Claro que los alemanes, transitorios o no, estaban por todos lados, no sólo durmiendo en el Meurice: patrullaban las calles, se movían en camiones Campos Elíseos arriba, Campos Elíseos abajo, se detenían en l’Étoile para mirar como paletos el Arco de Triunfo, se apostaban en los puentes para vigilar lo innecesario, visto que nadie les había hecho frente desde su victorioso desfile por estas mismas avenidas apenas cuatro meses antes. (Y visto que eran los franceses los que controlaban a los franceses sin la ayuda de nadie.)
Por supuesto, también había patrullas en la estación. Sus soldados, vestidos con el horroroso uniforme verdegris que era el suyo, vigilaban con amabilidad e indolencia el orden establecido, dando la impresión de estar más ocupados en mirar a las parisinas y sonreírles que en buscar adversarios y traidores. Parecían no estarse enterando de la frialdad con que eran contemplados: por supuesto, no había indiferencia en la gente, nadie podía ser indiferente a esta invasión. Sin embargo, se hubiera dicho que, en aquellos primeros meses, a alemanes y parisinos los separaba una invisible pared de cristal que impedía el contacto hasta de los alientos, salvo, claro está, el de quienes, seducidos por los nazis, buscaban deliberadamente diluirse en ellos.

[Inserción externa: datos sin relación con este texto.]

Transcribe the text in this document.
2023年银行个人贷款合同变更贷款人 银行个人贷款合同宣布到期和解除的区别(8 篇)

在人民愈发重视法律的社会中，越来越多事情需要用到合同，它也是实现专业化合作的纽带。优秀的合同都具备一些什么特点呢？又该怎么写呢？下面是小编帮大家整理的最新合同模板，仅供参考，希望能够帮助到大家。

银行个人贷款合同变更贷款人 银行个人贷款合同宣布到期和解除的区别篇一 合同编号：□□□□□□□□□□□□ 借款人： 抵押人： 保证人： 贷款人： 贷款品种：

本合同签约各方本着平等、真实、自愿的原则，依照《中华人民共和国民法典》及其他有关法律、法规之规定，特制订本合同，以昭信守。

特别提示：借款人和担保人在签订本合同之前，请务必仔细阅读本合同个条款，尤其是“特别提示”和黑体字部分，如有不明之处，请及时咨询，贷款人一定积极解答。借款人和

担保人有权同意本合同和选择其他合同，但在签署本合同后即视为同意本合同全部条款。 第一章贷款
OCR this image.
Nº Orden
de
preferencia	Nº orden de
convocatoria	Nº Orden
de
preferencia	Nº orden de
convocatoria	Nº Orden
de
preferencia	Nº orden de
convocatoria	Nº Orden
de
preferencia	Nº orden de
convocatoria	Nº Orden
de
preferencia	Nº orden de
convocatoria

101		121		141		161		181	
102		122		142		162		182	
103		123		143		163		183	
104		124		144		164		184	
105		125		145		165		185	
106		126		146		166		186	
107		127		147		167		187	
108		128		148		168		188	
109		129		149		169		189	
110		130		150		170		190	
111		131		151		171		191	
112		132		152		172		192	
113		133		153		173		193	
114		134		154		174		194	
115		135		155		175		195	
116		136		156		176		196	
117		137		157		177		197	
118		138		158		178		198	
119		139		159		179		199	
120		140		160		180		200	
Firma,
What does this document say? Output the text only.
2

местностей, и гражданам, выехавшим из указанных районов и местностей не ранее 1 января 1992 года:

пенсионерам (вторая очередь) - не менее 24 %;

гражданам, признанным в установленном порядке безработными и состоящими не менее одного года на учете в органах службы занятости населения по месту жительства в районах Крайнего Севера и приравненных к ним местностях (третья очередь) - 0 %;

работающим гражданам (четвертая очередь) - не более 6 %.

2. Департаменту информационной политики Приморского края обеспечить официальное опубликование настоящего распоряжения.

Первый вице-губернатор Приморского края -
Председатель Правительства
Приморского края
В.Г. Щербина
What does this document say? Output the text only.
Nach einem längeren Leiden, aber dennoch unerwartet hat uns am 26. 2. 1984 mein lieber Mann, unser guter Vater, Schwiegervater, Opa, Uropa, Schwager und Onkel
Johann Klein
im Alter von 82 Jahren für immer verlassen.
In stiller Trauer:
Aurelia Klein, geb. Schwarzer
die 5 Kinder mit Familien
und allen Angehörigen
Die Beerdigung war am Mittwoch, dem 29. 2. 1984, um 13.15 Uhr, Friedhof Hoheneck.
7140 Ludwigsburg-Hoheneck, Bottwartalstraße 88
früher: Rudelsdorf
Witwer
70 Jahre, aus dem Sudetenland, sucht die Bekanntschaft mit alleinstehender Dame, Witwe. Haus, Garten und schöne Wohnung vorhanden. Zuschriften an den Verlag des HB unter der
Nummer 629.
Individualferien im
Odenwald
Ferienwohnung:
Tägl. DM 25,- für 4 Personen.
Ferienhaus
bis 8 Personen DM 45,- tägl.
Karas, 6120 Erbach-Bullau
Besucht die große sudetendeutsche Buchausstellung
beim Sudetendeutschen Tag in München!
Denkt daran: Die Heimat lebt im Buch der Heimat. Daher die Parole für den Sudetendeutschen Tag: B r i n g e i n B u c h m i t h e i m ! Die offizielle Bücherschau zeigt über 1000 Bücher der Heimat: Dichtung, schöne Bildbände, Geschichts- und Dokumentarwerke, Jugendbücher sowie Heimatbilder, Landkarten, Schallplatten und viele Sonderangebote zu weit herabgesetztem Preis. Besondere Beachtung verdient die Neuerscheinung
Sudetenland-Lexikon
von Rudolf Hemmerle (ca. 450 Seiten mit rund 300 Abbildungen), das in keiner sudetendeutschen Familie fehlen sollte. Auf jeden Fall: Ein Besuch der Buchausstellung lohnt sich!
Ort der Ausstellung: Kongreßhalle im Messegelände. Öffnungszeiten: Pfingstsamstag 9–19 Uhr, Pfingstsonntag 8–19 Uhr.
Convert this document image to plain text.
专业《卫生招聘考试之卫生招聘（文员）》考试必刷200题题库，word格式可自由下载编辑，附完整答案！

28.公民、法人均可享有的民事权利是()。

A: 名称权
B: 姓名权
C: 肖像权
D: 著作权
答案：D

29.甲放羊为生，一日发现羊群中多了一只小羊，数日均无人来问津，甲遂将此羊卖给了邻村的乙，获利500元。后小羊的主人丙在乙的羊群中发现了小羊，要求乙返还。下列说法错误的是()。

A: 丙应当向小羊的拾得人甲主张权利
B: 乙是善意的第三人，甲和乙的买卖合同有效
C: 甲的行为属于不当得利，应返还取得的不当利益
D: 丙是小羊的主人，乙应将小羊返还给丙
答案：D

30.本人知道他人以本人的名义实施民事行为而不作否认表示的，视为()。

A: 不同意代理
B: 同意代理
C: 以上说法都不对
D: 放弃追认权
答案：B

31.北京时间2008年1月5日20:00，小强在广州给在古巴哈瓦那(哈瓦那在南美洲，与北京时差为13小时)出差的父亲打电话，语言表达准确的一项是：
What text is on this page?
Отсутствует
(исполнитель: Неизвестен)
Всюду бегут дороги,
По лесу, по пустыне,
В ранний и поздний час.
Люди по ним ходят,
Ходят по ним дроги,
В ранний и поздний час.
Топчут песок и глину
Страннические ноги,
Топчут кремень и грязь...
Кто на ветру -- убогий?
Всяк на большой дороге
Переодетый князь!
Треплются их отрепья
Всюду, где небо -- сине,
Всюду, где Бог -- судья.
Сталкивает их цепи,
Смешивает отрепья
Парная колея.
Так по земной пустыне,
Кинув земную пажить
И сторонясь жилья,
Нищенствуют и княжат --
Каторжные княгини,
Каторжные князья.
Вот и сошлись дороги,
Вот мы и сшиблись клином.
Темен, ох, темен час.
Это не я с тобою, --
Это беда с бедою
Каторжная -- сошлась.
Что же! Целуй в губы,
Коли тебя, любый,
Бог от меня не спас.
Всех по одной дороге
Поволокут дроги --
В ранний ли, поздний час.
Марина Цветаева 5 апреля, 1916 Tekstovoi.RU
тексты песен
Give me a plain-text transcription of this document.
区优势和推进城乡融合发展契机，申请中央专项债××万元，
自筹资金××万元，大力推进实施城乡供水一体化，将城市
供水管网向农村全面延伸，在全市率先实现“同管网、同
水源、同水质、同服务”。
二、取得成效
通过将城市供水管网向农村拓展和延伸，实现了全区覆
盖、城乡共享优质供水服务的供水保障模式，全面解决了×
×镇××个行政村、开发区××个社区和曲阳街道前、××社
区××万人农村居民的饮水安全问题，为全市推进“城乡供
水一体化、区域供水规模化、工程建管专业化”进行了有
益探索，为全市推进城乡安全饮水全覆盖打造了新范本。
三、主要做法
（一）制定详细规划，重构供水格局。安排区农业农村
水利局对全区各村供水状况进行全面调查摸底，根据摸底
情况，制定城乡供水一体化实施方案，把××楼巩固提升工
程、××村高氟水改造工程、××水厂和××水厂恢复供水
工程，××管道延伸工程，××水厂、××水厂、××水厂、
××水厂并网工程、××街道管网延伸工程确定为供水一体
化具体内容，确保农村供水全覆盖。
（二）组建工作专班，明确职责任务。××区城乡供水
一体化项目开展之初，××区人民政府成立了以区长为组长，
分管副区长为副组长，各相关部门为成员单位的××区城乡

En esos días del principio de la ocupación, París fue un zoológico mutuo.
Todos los viajeros recién bajados del tasen procedente de Lyon y de Chalón pasamos por delante de los soldados intentando ignorarlos o, cuando menos, no hacerles caso ni provocarlos. Sólo Marie devolvió las miradas con descaro pero ninguno de los alemanes pareció tomárselo como desafío. Fraulein!, exclamó uno sonriendo. Guten Tag, dijo otro. Oh, die Parisier!, entonó un tercero alzando la vista al cielo. Y no hubo más. Eran jóvenes, bien parecidos, con los ojos azules, rubios en su mayoría y con sonrisas ilusionadas. El enemigo.